Perry Warjiyo menyatakan bahwa dia nyaman dengan level ini karena lonjakan didorong oleh pasokan. BI justru mengawasi inflasi inti, yang menghapus bahan makanan dan bahan bakar (BBM) yang dan mencapai 2,6 persen bulan lalu.
Ekonom Maybank Investment Banking Group Lee Ju Ye memprediksi inflasi inti kemungkinan akan meningkat pada paruh kedua tahun ini.
"Harga produsen meningkat pada kecepatan yang lebih cepat, menunjukkan bahwa efek putaran kedua dapat meningkat karena lebih banyak biaya yang dibebankan kepada konsumen," katanya.
3. Tekanan Rupiah
Rupiah merupakan salah satu mata uang yang paling stabil di Asia, dengan penurunan 4,95 perse (year-to-date/ytd). Sementara itu, mata uang tetangga seperti Thailand dan Filipina telah tenggelam sekitar 9 persen atau lebih.
Surplus neraca perdagangan yang melebar yang didukung oleh penerimaan ekspor komoditas telah membantu menstabilkan mata uang rupiah.
Mungkin ada lebih banyak tekanan sell-off yang akan datang meskipun dengan pengetatan agresif di AS dan sekarang zona euro. Hal tersebut bisa membebani cadangan devisa Indonesia lagi. BI berjanji tidak hanya untuk memperlancar volatilitas, tetapi untuk mempertahankan mata uang untuk meredam inflasi impor.
4. Alat Likuiditas
Semua mata akan tertuju pada pergerakan pasar uang Bank Indonesia, setelah mulai menjual sebagian kepemilikan obligasi atau surat berharga negara (SBN) pada 18 Juli 2022. Ini merupakan langkah pertama yang dilakukan BI selama siklus kebijakan ini berlangsung.

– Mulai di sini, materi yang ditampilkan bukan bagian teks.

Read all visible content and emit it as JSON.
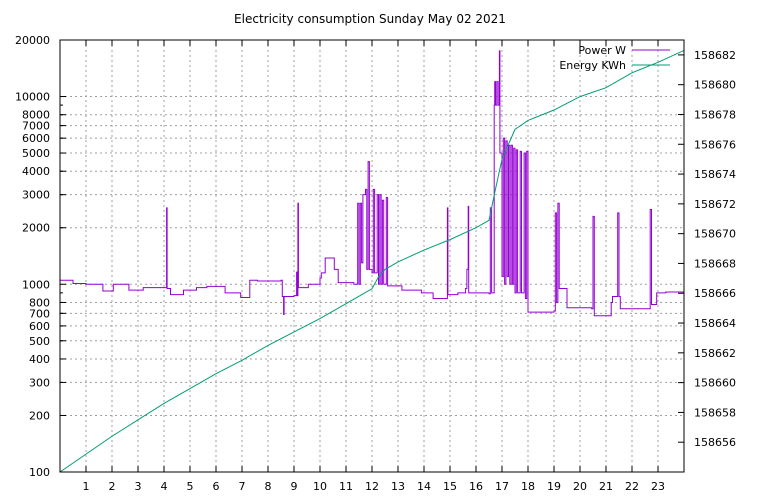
{
  "chart_data": {
    "type": "line",
    "title": "Electricity consumption Sunday May 02 2021",
    "grid": true,
    "legend_position": "top-right",
    "x": {
      "range": [
        0,
        24
      ],
      "ticks": [
        1,
        2,
        3,
        4,
        5,
        6,
        7,
        8,
        9,
        10,
        11,
        12,
        13,
        14,
        15,
        16,
        17,
        18,
        19,
        20,
        21,
        22,
        23
      ],
      "tick_labels": [
        "1",
        "2",
        "3",
        "4",
        "5",
        "6",
        "7",
        "8",
        "9",
        "10",
        "11",
        "12",
        "13",
        "14",
        "15",
        "16",
        "17",
        "18",
        "19",
        "20",
        "21",
        "22",
        "23"
      ]
    },
    "y_left": {
      "scale": "log",
      "range": [
        100,
        20000
      ],
      "ticks": [
        100,
        200,
        300,
        400,
        500,
        600,
        700,
        800,
        1000,
        2000,
        3000,
        4000,
        5000,
        6000,
        7000,
        8000,
        10000,
        20000
      ],
      "tick_labels": [
        "100",
        "200",
        "300",
        "400",
        "500",
        "600",
        "700",
        "800",
        "1000",
        "2000",
        "3000",
        "4000",
        "5000",
        "6000",
        "7000",
        "8000",
        "10000",
        "20000"
      ]
    },
    "y_right": {
      "scale": "linear",
      "range": [
        158654,
        158683
      ],
      "ticks": [
        158656,
        158658,
        158660,
        158662,
        158664,
        158666,
        158668,
        158670,
        158672,
        158674,
        158676,
        158678,
        158680,
        158682
      ],
      "tick_labels": [
        "158656",
        "158658",
        "158660",
        "158662",
        "158664",
        "158666",
        "158668",
        "158670",
        "158672",
        "158674",
        "158676",
        "158678",
        "158680",
        "158682"
      ]
    },
    "series": [
      {
        "name": "Power W",
        "color": "#9400d3",
        "axis": "left",
        "style": "steps",
        "points": [
          [
            0,
            1050
          ],
          [
            0.5,
            1010
          ],
          [
            1.0,
            1000
          ],
          [
            1.65,
            920
          ],
          [
            2.05,
            1000
          ],
          [
            2.65,
            930
          ],
          [
            3.2,
            960
          ],
          [
            3.8,
            960
          ],
          [
            4.1,
            2550
          ],
          [
            4.12,
            950
          ],
          [
            4.2,
            950
          ],
          [
            4.25,
            880
          ],
          [
            4.75,
            930
          ],
          [
            5.25,
            960
          ],
          [
            5.65,
            975
          ],
          [
            6.35,
            900
          ],
          [
            6.95,
            850
          ],
          [
            7.3,
            1050
          ],
          [
            7.6,
            1040
          ],
          [
            8.5,
            1050
          ],
          [
            8.55,
            860
          ],
          [
            8.6,
            690
          ],
          [
            8.62,
            860
          ],
          [
            9.0,
            870
          ],
          [
            9.1,
            1160
          ],
          [
            9.12,
            870
          ],
          [
            9.15,
            2700
          ],
          [
            9.17,
            960
          ],
          [
            9.55,
            1000
          ],
          [
            10.0,
            1080
          ],
          [
            10.05,
            1150
          ],
          [
            10.2,
            1380
          ],
          [
            10.55,
            1200
          ],
          [
            10.7,
            1020
          ],
          [
            11.3,
            1000
          ],
          [
            11.45,
            2700
          ],
          [
            11.5,
            1000
          ],
          [
            11.55,
            2700
          ],
          [
            11.6,
            1300
          ],
          [
            11.65,
            3000
          ],
          [
            11.75,
            3200
          ],
          [
            11.8,
            1200
          ],
          [
            11.85,
            4500
          ],
          [
            11.9,
            1200
          ],
          [
            12.0,
            1150
          ],
          [
            12.05,
            3200
          ],
          [
            12.1,
            1150
          ],
          [
            12.2,
            3000
          ],
          [
            12.25,
            1000
          ],
          [
            12.3,
            3000
          ],
          [
            12.35,
            1000
          ],
          [
            12.4,
            2800
          ],
          [
            12.45,
            1000
          ],
          [
            12.55,
            2900
          ],
          [
            12.6,
            980
          ],
          [
            13.15,
            930
          ],
          [
            13.25,
            930
          ],
          [
            13.9,
            900
          ],
          [
            14.2,
            900
          ],
          [
            14.35,
            840
          ],
          [
            14.75,
            840
          ],
          [
            14.9,
            2550
          ],
          [
            14.92,
            880
          ],
          [
            15.3,
            900
          ],
          [
            15.6,
            950
          ],
          [
            15.65,
            1200
          ],
          [
            15.7,
            2600
          ],
          [
            15.72,
            900
          ],
          [
            16.5,
            890
          ],
          [
            16.55,
            2550
          ],
          [
            16.6,
            900
          ],
          [
            16.7,
            9000
          ],
          [
            16.72,
            12000
          ],
          [
            16.75,
            9000
          ],
          [
            16.8,
            12000
          ],
          [
            16.85,
            9000
          ],
          [
            16.9,
            17500
          ],
          [
            16.92,
            5000
          ],
          [
            17.0,
            1100
          ],
          [
            17.05,
            6000
          ],
          [
            17.1,
            1000
          ],
          [
            17.15,
            5800
          ],
          [
            17.2,
            1100
          ],
          [
            17.25,
            5500
          ],
          [
            17.3,
            1000
          ],
          [
            17.35,
            5500
          ],
          [
            17.4,
            1000
          ],
          [
            17.45,
            5300
          ],
          [
            17.5,
            900
          ],
          [
            17.55,
            5200
          ],
          [
            17.6,
            900
          ],
          [
            17.7,
            5100
          ],
          [
            17.75,
            900
          ],
          [
            17.85,
            5000
          ],
          [
            17.9,
            840
          ],
          [
            17.95,
            5100
          ],
          [
            18.0,
            710
          ],
          [
            18.15,
            710
          ],
          [
            18.5,
            710
          ],
          [
            19.0,
            720
          ],
          [
            19.05,
            2400
          ],
          [
            19.1,
            800
          ],
          [
            19.15,
            2700
          ],
          [
            19.2,
            950
          ],
          [
            19.5,
            750
          ],
          [
            20.45,
            740
          ],
          [
            20.5,
            2300
          ],
          [
            20.55,
            680
          ],
          [
            21.2,
            800
          ],
          [
            21.25,
            860
          ],
          [
            21.45,
            2400
          ],
          [
            21.5,
            860
          ],
          [
            21.55,
            740
          ],
          [
            22.35,
            740
          ],
          [
            22.45,
            740
          ],
          [
            22.7,
            2500
          ],
          [
            22.75,
            780
          ],
          [
            22.95,
            900
          ],
          [
            23.3,
            910
          ],
          [
            24,
            910
          ]
        ]
      },
      {
        "name": "Energy KWh",
        "color": "#009e73",
        "axis": "right",
        "style": "line",
        "points": [
          [
            0,
            158654.0
          ],
          [
            1,
            158655.2
          ],
          [
            2,
            158656.4
          ],
          [
            3,
            158657.5
          ],
          [
            4,
            158658.6
          ],
          [
            5,
            158659.6
          ],
          [
            6,
            158660.6
          ],
          [
            7,
            158661.5
          ],
          [
            8,
            158662.5
          ],
          [
            9,
            158663.4
          ],
          [
            10,
            158664.3
          ],
          [
            11,
            158665.3
          ],
          [
            11.5,
            158665.8
          ],
          [
            12,
            158666.3
          ],
          [
            12.25,
            158667.1
          ],
          [
            12.5,
            158667.6
          ],
          [
            13,
            158668.1
          ],
          [
            14,
            158668.9
          ],
          [
            15,
            158669.6
          ],
          [
            16,
            158670.4
          ],
          [
            16.5,
            158670.9
          ],
          [
            16.75,
            158673.0
          ],
          [
            17,
            158675.0
          ],
          [
            17.5,
            158677.0
          ],
          [
            18,
            158677.6
          ],
          [
            19,
            158678.3
          ],
          [
            20,
            158679.2
          ],
          [
            21,
            158679.8
          ],
          [
            22,
            158680.8
          ],
          [
            23,
            158681.5
          ],
          [
            24,
            158682.3
          ]
        ]
      }
    ]
  }
}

Perry Warjiyo telah mengisyaratkan bank akan terlebih dahulu menyerap kelebihan likuiditas melalui giro wajib minimum (GWM) dan operasi moneter.
"Penjualan SBN mungkin menjadi isyarat bahwa otoritas bergerak satu langkah lebih jauh dalam rencana pengetatannya dan bahwa kenaikan suku bunga mungkin akan segera terjadi," ujar David Sumual, ekonom di PT Bank Central Asia Tbk. (BCA).